Several summers ago, we made some fun, personalized tote-bags to take to the library. I was looking at them the other day and realized that they’ve been very well-used, plus the girls would probably be embarrassed to be seen with them now because of the designs they had chosen back then. My oldest, then 9, chose Tinkerbell and Jasmine. The middle child, then 7, chose Littlest Pet Shops, and the youngest, age 3, had chosen My Little Pony.
It was time to make new, updated, library bags. They’re very easy and inexpensive to make, so we decided to get it going last night, even though it was a school night.
- T-Shirt transfer paper
- an iron
- a pillowcase
- plain canvas tote-bags (easily found at any craft store—we got ours in the craft aisle at WalMart)
- fabric markers or craft paint
- a computer printer
- lots of creativity and fun
1. Find artwork to put on your bag
The girls then thought about what they would like to put on their bags. Since these are bags intended for books, the two older girls decided to incorporate their favorite books. My youngest decided to decorate hers with Pokemon characters, which are her latest obsession. That sort of counts, right? I’m sure there are tons of books about Pokemon.
My oldest daughter had found a piece of jewelry online that had the symbols of all her favorite YA book series: The Hunger Games, Percy Jackson, Harry Potter, The Mortal Instruments, and Divergent. We looked and looked for an image online that was high enough quality to print, but couldn’t find one. So, I ended up putting one together in Photoshop. (If you have a teen daughter who loves all of these books, too, go ahead and download my file HERE.)
For the youngest we googled free Pokemon coloring pages and printed those out. You could also print things out full color, like we did for my middle daughter’s favorite trilogy (The Kindling by Braden Bell), but coloring pages work especially well so that kids can color them in with fabric markers once they are on the bag. My middle daughter also did a coloring page of a parrot on the back, which is part of the plot of The Kindling.
2. Print the artwork onto the transfer paper
Once you have your images found, you’ll want to print them out onto the T-shirt transfer paper. Make sure that you use the mirror image/reverse/T-shirt transfer option in your printer.

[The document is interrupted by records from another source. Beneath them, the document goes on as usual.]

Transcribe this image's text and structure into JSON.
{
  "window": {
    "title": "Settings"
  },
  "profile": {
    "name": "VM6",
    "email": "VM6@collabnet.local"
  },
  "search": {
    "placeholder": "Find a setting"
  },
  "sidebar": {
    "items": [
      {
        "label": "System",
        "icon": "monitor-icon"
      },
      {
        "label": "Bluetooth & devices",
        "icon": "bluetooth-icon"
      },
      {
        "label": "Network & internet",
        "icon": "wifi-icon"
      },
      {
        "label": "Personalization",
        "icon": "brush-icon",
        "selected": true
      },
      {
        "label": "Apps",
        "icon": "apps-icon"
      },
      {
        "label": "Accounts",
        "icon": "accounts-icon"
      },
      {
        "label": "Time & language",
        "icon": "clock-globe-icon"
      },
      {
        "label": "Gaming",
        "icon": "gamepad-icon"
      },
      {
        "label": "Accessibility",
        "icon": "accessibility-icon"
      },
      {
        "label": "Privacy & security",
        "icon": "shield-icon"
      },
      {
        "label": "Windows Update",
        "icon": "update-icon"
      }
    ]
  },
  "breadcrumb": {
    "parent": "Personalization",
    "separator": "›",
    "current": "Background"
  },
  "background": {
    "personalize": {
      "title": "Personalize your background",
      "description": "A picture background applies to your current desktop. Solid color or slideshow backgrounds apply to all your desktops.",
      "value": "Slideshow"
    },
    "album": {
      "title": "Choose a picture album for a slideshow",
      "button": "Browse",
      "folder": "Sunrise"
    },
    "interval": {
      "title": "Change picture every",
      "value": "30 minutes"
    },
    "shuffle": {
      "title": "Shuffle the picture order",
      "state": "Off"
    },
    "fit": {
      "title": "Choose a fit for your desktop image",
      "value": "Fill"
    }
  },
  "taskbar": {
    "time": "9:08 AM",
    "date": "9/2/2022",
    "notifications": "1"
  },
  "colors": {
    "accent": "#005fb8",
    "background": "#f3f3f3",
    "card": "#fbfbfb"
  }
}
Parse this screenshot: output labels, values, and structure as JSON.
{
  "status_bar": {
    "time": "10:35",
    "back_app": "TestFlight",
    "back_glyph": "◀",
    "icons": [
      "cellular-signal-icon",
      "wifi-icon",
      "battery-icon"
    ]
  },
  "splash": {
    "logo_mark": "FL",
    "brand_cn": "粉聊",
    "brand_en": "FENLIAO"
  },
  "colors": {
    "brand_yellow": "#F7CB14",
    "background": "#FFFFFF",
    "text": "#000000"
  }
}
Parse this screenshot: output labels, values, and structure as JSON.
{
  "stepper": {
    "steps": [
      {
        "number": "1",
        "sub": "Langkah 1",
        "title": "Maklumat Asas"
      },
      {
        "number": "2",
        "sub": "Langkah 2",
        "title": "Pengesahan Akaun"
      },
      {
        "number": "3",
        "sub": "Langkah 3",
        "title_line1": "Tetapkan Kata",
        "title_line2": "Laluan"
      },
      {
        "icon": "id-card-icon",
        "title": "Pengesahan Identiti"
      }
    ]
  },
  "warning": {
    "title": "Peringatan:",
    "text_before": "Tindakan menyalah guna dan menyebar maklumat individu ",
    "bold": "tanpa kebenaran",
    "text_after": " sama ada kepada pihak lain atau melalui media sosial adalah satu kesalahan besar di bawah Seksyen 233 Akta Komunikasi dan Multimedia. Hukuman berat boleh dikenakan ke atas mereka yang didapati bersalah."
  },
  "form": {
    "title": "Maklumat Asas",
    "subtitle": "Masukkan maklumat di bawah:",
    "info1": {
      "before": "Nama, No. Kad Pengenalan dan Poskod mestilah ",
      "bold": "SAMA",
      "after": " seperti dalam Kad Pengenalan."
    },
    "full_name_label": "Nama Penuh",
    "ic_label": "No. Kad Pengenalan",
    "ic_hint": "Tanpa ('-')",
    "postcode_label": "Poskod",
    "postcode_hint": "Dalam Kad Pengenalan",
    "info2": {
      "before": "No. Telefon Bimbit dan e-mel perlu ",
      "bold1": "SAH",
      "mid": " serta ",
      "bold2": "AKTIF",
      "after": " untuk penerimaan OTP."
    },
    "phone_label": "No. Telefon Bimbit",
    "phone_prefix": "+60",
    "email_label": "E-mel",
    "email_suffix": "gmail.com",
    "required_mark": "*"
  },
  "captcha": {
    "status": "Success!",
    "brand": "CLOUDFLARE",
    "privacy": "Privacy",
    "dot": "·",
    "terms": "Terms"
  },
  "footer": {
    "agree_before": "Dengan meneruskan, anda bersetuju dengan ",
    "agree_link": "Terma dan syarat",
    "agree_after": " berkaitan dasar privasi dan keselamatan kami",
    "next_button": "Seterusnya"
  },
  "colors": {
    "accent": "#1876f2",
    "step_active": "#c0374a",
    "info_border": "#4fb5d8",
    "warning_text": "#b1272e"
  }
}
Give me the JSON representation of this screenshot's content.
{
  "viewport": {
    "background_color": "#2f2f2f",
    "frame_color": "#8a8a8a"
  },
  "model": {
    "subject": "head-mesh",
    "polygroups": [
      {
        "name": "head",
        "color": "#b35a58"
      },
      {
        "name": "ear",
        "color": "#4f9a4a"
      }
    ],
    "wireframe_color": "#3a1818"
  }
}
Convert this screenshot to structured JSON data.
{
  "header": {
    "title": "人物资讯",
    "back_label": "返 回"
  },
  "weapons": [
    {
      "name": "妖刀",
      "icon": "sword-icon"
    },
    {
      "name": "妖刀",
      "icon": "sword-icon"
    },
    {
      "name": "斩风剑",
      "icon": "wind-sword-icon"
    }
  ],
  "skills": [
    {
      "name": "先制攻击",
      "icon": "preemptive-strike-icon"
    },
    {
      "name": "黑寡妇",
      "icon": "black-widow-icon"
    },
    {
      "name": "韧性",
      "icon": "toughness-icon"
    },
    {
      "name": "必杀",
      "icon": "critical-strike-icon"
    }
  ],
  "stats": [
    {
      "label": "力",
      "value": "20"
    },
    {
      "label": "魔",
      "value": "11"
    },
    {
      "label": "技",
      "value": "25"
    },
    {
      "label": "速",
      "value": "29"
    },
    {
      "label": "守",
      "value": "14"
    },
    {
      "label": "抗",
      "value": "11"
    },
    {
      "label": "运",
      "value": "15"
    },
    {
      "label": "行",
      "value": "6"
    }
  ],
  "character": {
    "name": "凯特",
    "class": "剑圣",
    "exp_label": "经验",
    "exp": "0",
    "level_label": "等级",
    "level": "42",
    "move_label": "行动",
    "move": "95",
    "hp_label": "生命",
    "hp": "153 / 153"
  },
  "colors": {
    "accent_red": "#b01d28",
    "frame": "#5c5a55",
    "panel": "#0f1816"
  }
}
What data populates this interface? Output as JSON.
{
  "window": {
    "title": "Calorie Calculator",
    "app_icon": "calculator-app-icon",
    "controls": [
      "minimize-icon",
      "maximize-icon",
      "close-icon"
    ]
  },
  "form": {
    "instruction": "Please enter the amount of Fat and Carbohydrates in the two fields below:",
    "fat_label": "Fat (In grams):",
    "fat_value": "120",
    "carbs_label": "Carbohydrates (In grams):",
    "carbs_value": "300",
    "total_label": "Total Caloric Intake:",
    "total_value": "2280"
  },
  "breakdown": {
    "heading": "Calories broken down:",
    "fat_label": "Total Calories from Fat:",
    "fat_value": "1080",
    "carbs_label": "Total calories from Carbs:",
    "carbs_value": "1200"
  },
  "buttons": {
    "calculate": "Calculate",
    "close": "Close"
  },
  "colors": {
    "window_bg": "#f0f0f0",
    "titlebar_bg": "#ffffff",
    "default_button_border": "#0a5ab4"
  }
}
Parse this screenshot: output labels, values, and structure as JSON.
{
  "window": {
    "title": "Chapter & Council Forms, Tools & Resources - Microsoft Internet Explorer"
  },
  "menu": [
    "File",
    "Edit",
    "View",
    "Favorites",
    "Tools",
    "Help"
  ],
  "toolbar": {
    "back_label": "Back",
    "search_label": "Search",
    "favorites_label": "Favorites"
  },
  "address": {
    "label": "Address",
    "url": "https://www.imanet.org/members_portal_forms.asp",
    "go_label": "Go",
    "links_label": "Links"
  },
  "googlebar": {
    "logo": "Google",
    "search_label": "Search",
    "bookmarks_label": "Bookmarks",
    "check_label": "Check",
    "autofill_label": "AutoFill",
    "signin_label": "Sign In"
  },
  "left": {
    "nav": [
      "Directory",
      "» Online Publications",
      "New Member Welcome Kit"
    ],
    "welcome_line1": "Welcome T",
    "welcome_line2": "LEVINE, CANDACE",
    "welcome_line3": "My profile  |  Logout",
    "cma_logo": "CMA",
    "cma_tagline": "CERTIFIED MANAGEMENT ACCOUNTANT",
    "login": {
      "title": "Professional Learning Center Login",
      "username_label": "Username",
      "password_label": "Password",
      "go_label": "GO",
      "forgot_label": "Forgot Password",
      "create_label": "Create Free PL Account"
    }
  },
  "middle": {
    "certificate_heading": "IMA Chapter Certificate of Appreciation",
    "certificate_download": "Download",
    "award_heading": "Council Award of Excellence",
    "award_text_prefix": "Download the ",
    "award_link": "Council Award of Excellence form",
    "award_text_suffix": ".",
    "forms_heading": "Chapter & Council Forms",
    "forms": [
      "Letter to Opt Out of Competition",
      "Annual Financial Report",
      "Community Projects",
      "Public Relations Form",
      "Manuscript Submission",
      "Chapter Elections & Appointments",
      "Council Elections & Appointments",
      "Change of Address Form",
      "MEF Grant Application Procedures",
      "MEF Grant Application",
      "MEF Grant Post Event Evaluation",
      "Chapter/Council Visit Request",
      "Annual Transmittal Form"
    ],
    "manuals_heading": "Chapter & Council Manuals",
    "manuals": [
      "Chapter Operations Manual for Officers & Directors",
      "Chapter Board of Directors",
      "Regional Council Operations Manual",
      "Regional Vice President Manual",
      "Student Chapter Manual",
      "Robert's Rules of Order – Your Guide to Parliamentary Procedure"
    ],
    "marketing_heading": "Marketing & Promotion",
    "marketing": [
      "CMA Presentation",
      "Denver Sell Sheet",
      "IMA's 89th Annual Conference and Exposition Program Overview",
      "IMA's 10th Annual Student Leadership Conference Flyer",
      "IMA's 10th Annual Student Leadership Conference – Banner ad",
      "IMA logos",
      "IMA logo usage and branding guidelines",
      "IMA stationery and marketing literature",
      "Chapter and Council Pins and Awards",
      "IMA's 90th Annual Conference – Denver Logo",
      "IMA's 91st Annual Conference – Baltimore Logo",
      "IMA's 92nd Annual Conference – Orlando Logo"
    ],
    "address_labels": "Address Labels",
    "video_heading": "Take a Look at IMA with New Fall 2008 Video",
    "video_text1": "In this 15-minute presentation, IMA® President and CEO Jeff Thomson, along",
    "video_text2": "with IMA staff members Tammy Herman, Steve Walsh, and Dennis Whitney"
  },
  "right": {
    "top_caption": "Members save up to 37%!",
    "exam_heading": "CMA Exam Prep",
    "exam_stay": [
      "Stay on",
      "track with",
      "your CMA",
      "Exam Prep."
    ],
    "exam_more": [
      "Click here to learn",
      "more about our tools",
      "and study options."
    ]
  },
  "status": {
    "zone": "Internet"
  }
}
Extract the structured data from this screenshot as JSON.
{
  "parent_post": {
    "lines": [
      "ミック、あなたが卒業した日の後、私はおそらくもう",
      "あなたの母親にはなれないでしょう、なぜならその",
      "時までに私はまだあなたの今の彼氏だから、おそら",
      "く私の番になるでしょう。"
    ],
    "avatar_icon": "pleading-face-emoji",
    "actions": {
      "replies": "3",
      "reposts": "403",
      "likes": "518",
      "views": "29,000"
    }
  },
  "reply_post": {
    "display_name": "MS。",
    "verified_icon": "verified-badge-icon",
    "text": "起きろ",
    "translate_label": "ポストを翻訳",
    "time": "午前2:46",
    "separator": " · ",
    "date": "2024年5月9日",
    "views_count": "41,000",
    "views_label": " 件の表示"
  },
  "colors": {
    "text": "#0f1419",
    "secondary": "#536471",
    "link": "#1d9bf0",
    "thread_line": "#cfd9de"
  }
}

If you can’t find that option—every printer is so different!—you can also easily reverse the image in photo-editing software. If you just have a picture, it may not matter one way or another, but if you have letters or symbols in your image, don’t forget this step.
3. Cut out the artwork
After you have printed the images out, have the kids cut around the edges. They should keep a bit of space from the lines (which my youngest didn’t do) and use rounded edges as much as possible. Both of these things will make it easier to iron it on and to guarantee it stays put.
4. Iron the image onto the bag
Now it’s time to iron. Place the bag on top of a pillowcase (not a towel like we started with…it’s too soft), put the transfer paper where you’d like it to be, face down, and iron away. Be sure to follow exact directions for the type of transfer paper you used, and make sure your iron is hot enough.
5. Peel off the transfer paper and start decorating
Once the bag has cooled down, you can peel off the transfer and start decorating with fabric markers or craft paint. Fabric markers are much easier for little ones and don’t have to dry. If you do use paint, make sure that you let it dry at least overnight before using your bag.
Here are (two of) our finished projects. (I can’t find my youngest’s Pokemon bag. I think she may have taken it with her to school today because she loves it so much!)
My oldest added The Fault in Our Stars and The Books of Bayern with the markers. She has a lot of favorite books. She used more rune symbols from The Mortal Instruments, and on the back she wrote her name and High School mascot. And you can see the parrot on the back of my middle daughter’s book bag, along with the book bag I made for myself 4 years ago in the photo at the top of this post.
These are easy, inexpensive, and super fun to make. The best part is that the kids really love taking them to the library and filling them with books every week in the summer!